I got the correct answer for (b) earlier but not 100% sure what's going on:
driving force - friction = 75a
0 - 588 = 75a
a = -7.84
then using constant acceleration formulae to get s = 2.30 metres.
I still don't really understand whats actually going on with the forces, if anybody can shed any light it would be cool, cheers.
- 11-06-2005 23:38
When she brakes, the friction slows her down (i.e. her acceleration becomes negative, a.k.a. deceleration) until she comes to a complete stop. You need to find what this acceleration is.

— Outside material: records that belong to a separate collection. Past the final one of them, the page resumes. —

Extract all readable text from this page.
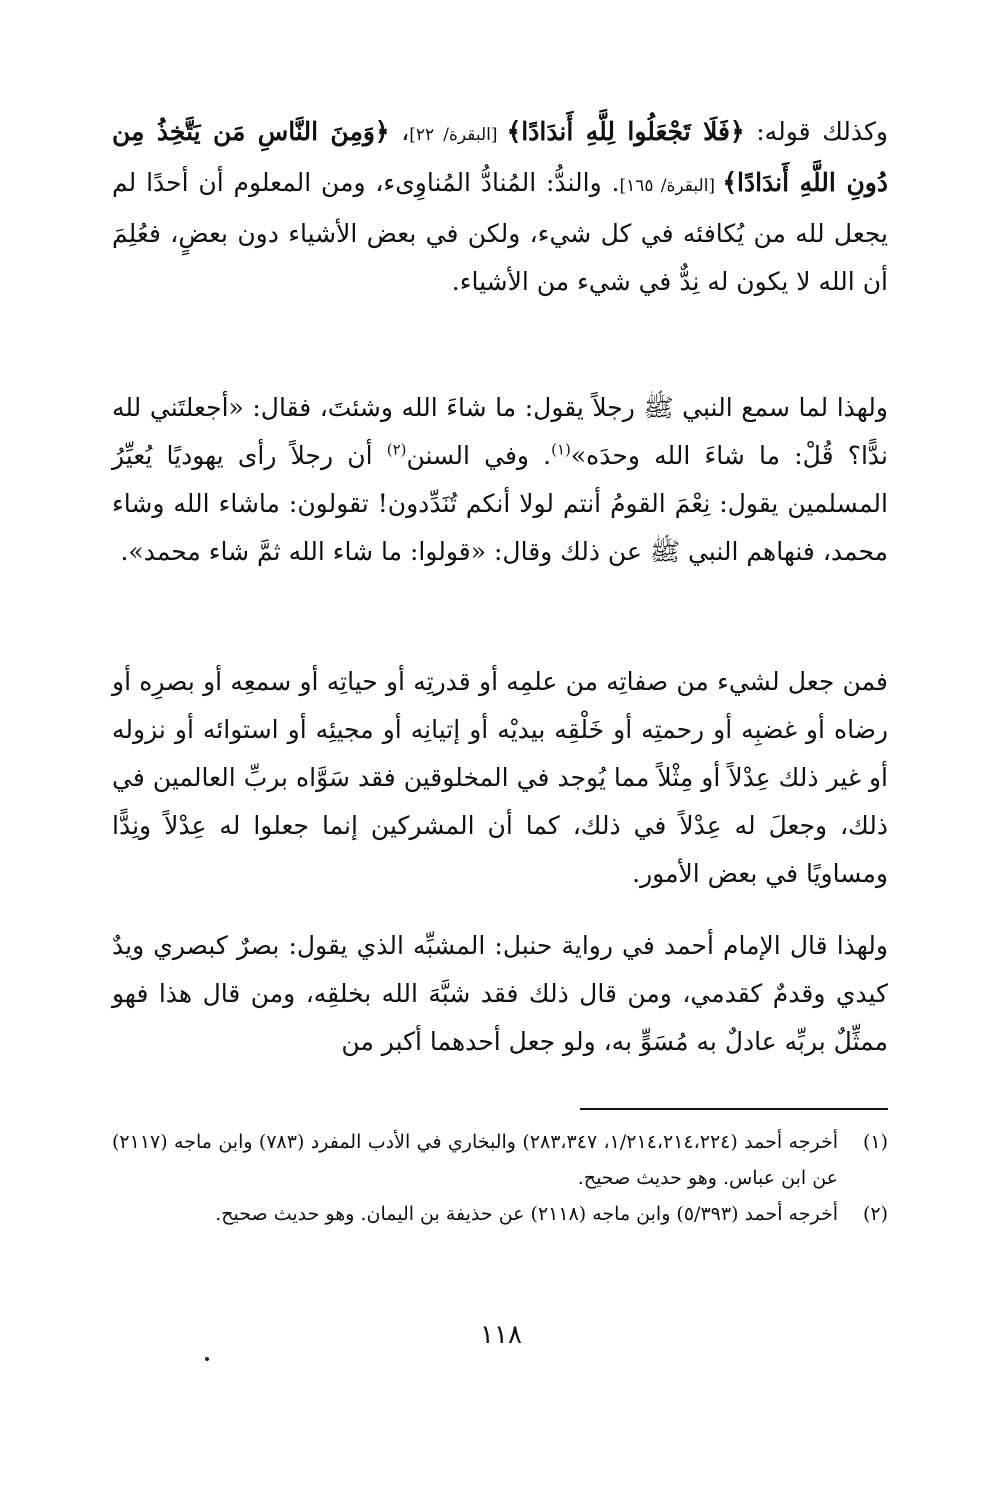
وكذلك قوله: ﴿فَلَا تَجْعَلُوا لِلَّهِ أَندَادًا﴾ [البقرة/ ٢٢]، ﴿وَمِنَ النَّاسِ مَن يَتَّخِذُ مِن دُونِ اللَّهِ أَندَادًا﴾ [البقرة/ ١٦٥]. والندُّ: المُنادُّ المُناوِىء، ومن المعلوم أن أحدًا لم يجعل لله من يُكافئه في كل شيء، ولكن في بعض الأشياء دون بعضٍ، فعُلِمَ أن الله لا يكون له نِدٌّ في شيء من الأشياء.

ولهذا لما سمع النبي ﷺ رجلاً يقول: ما شاءَ الله وشئتَ، فقال: «أجعلتَني لله ندًّا؟ قُلْ: ما شاءَ الله وحدَه»$^{(١)}$. وفي السنن$^{(٢)}$ أن رجلاً رأى يهوديًا يُعيِّرُ المسلمين يقول: نِعْمَ القومُ أنتم لولا أنكم تُنَدِّدون! تقولون: ماشاء الله وشاء محمد، فنهاهم النبي ﷺ عن ذلك وقال: «قولوا: ما شاء الله ثمَّ شاء محمد».

فمن جعل لشيء من صفاتِه من علمِه أو قدرتِه أو حياتِه أو سمعِه أو بصرِه أو رضاه أو غضبِه أو رحمتِه أو خَلْقِه بيديْه أو إتيانِه أو مجيئِه أو استوائه أو نزوله أو غير ذلك عِدْلاً أو مِثْلاً مما يُوجد في المخلوقين فقد سَوَّاه بربِّ العالمين في ذلك، وجعلَ له عِدْلاً في ذلك، كما أن المشركين إنما جعلوا له عِدْلاً ونِدًّا ومساويًا في بعض الأمور.

ولهذا قال الإمام أحمد في رواية حنبل: المشبِّه الذي يقول: بصرٌ كبصري ويدٌ كيدي وقدمٌ كقدمي، ومن قال ذلك فقد شبَّهَ الله بخلقِه، ومن قال هذا فهو ممثِّلٌ بربِّه عادلٌ به مُسَوٍّ به، ولو جعل أحدهما أكبر من

(١)
أخرجه أحمد (١/٢١٤،٢١٤،٢٢٤، ٢٨٣،٣٤٧) والبخاري في الأدب المفرد (٧٨٣) وابن ماجه (٢١١٧) عن ابن عباس. وهو حديث صحيح.
(٢)
أخرجه أحمد (٥/٣٩٣) وابن ماجه (٢١١٨) عن حذيفة بن اليمان. وهو حديث صحيح.
١١٨
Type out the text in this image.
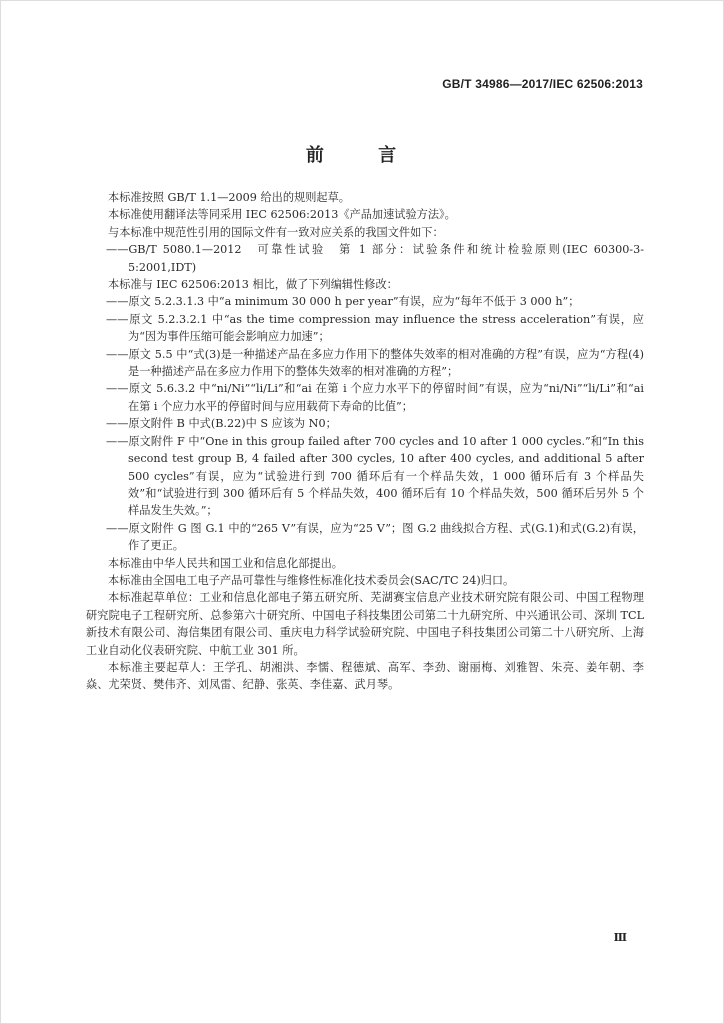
GB/T 34986—2017/IEC 62506:2013
前 言

本标准按照 GB/T 1.1—2009 给出的规则起草。

本标准使用翻译法等同采用 IEC 62506:2013《产品加速试验方法》。

与本标准中规范性引用的国际文件有一致对应关系的我国文件如下：

——GB/T 5080.1—2012　可靠性试验　第 1 部分：试验条件和统计检验原则(IEC 60300-3-5:2001,IDT)

本标准与 IEC 62506:2013 相比，做了下列编辑性修改：

——原文 5.2.3.1.3 中“a minimum 30 000 h per year”有误，应为“每年不低于 3 000 h”；

——原文 5.2.3.2.1 中“as the time compression may influence the stress acceleration”有误，应为“因为事件压缩可能会影响应力加速”；

——原文 5.5 中“式(3)是一种描述产品在多应力作用下的整体失效率的相对准确的方程”有误，应为“方程(4)是一种描述产品在多应力作用下的整体失效率的相对准确的方程”；

——原文 5.6.3.2 中“ni/Ni”“li/Li”和“ai 在第 i 个应力水平下的停留时间”有误，应为“ni/Ni”“li/Li”和“ai 在第 i 个应力水平的停留时间与应用载荷下寿命的比值”；

——原文附件 B 中式(B.22)中 S 应该为 N0；

——原文附件 F 中“One in this group failed after 700 cycles and 10 after 1 000 cycles.”和“In this second test group B, 4 failed after 300 cycles, 10 after 400 cycles, and additional 5 after 500 cycles”有误，应为“试验进行到 700 循环后有一个样品失效，1 000 循环后有 3 个样品失效”和“试验进行到 300 循环后有 5 个样品失效，400 循环后有 10 个样品失效，500 循环后另外 5 个样品发生失效。”；

——原文附件 G 图 G.1 中的“265 V”有误，应为“25 V”；图 G.2 曲线拟合方程、式(G.1)和式(G.2)有误，作了更正。

本标准由中华人民共和国工业和信息化部提出。

本标准由全国电工电子产品可靠性与维修性标准化技术委员会(SAC/TC 24)归口。

本标准起草单位：工业和信息化部电子第五研究所、芜湖赛宝信息产业技术研究院有限公司、中国工程物理研究院电子工程研究所、总参第六十研究所、中国电子科技集团公司第二十九研究所、中兴通讯公司、深圳 TCL 新技术有限公司、海信集团有限公司、重庆电力科学试验研究院、中国电子科技集团公司第二十八研究所、上海工业自动化仪表研究院、中航工业 301 所。

本标准主要起草人：王学孔、胡湘洪、李懦、程德斌、高军、李劲、谢丽梅、刘雅智、朱亮、姜年朝、李焱、尤荣贤、樊伟齐、刘凤雷、纪静、张英、李佳嘉、武月琴。

Ⅲ
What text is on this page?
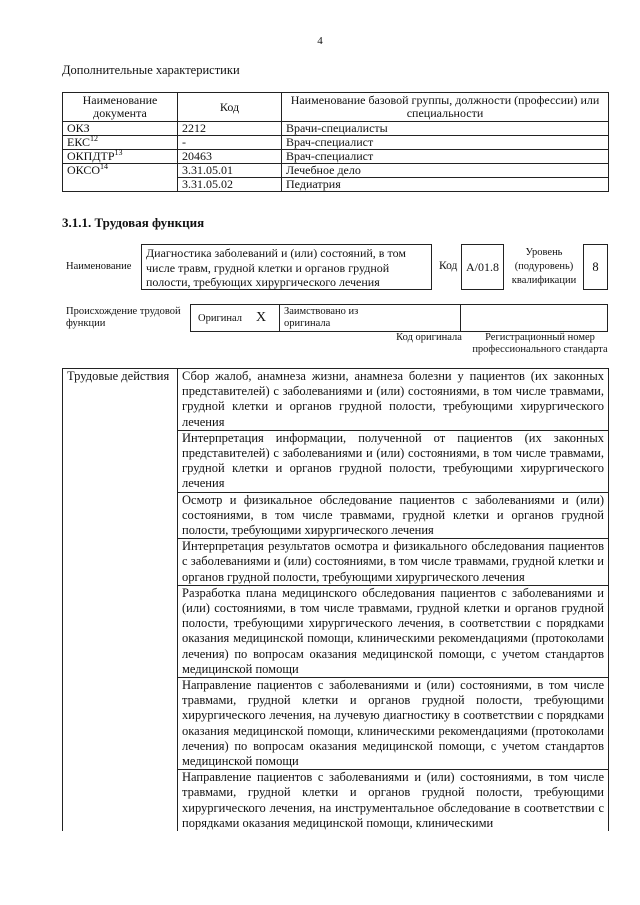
4
Дополнительные характеристики
Наименование документа	Код	Наименование базовой группы, должности (профессии) или специальности
ОКЗ	2212	Врачи-специалисты
ЕКС$^{12}$	-	Врач-специалист
ОКПДТР$^{13}$	20463	Врач-специалист
ОКСО$^{14}$	3.31.05.01	Лечебное дело
	3.31.05.02	Педиатрия
3.1.1. Трудовая функция
Наименование
Диагностика заболеваний и (или) состояний, в том числе травм, грудной клетки и органов грудной полости, требующих хирургического лечения
Код А/01.8
Уровень (подуровень) квалификации
8
Происхождение трудовой функции	Оригинал X Заимствовано из оригинала
Код оригинала	Регистрационный номер профессионального стандарта
Трудовые действия	Сбор жалоб, анамнеза жизни, анамнеза болезни у пациентов (их законных представителей) с заболеваниями и (или) состояниями, в том числе травмами, грудной клетки и органов грудной полости, требующими хирургического лечения
Интерпретация информации, полученной от пациентов (их законных представителей) с заболеваниями и (или) состояниями, в том числе травмами, грудной клетки и органов грудной полости, требующими хирургического лечения
Осмотр и физикальное обследование пациентов с заболеваниями и (или) состояниями, в том числе травмами, грудной клетки и органов грудной полости, требующими хирургического лечения
Интерпретация результатов осмотра и физикального обследования пациентов с заболеваниями и (или) состояниями, в том числе травмами, грудной клетки и органов грудной полости, требующими хирургического лечения
Разработка плана медицинского обследования пациентов с заболеваниями и (или) состояниями, в том числе травмами, грудной клетки и органов грудной полости, требующими хирургического лечения, в соответствии с порядками оказания медицинской помощи, клиническими рекомендациями (протоколами лечения) по вопросам оказания медицинской помощи, с учетом стандартов медицинской помощи
Направление пациентов с заболеваниями и (или) состояниями, в том числе травмами, грудной клетки и органов грудной полости, требующими хирургического лечения, на лучевую диагностику в соответствии с порядками оказания медицинской помощи, клиническими рекомендациями (протоколами лечения) по вопросам оказания медицинской помощи, с учетом стандартов медицинской помощи
Направление пациентов с заболеваниями и (или) состояниями, в том числе травмами, грудной клетки и органов грудной полости, требующими хирургического лечения, на инструментальное обследование в соответствии с порядками оказания медицинской помощи, клиническими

Applying Newton's second law (F=ma) as you did:
driving force - friction = ma --- (1)
Since there is no driving force on her now:
driving force = 0
Now, friction = uR. You're given that u=0.8, and R is the normal contact. Since there is no vertical motion going on, you have forces up = forces down from Newton's second law, i.e. R=mg. Hence:
friction = 0.8 * 75 * 9.8 = 588
Substituting this in (1) would give you the acceleration you're looking for.
Basically, you try to find F logically by considering vertical and horizontal motion seperately and applying Newton's second law, e.g.
forces to the left - forces to the right = ma (if you take left to be positive)
forces up - force down = ma (if you take take up to be positive)
If there's no motion in one of the 'planes', then the acceleration there is zero, so you can simply equate forces. e.g. if there is no vertical motion, then forces up = force down.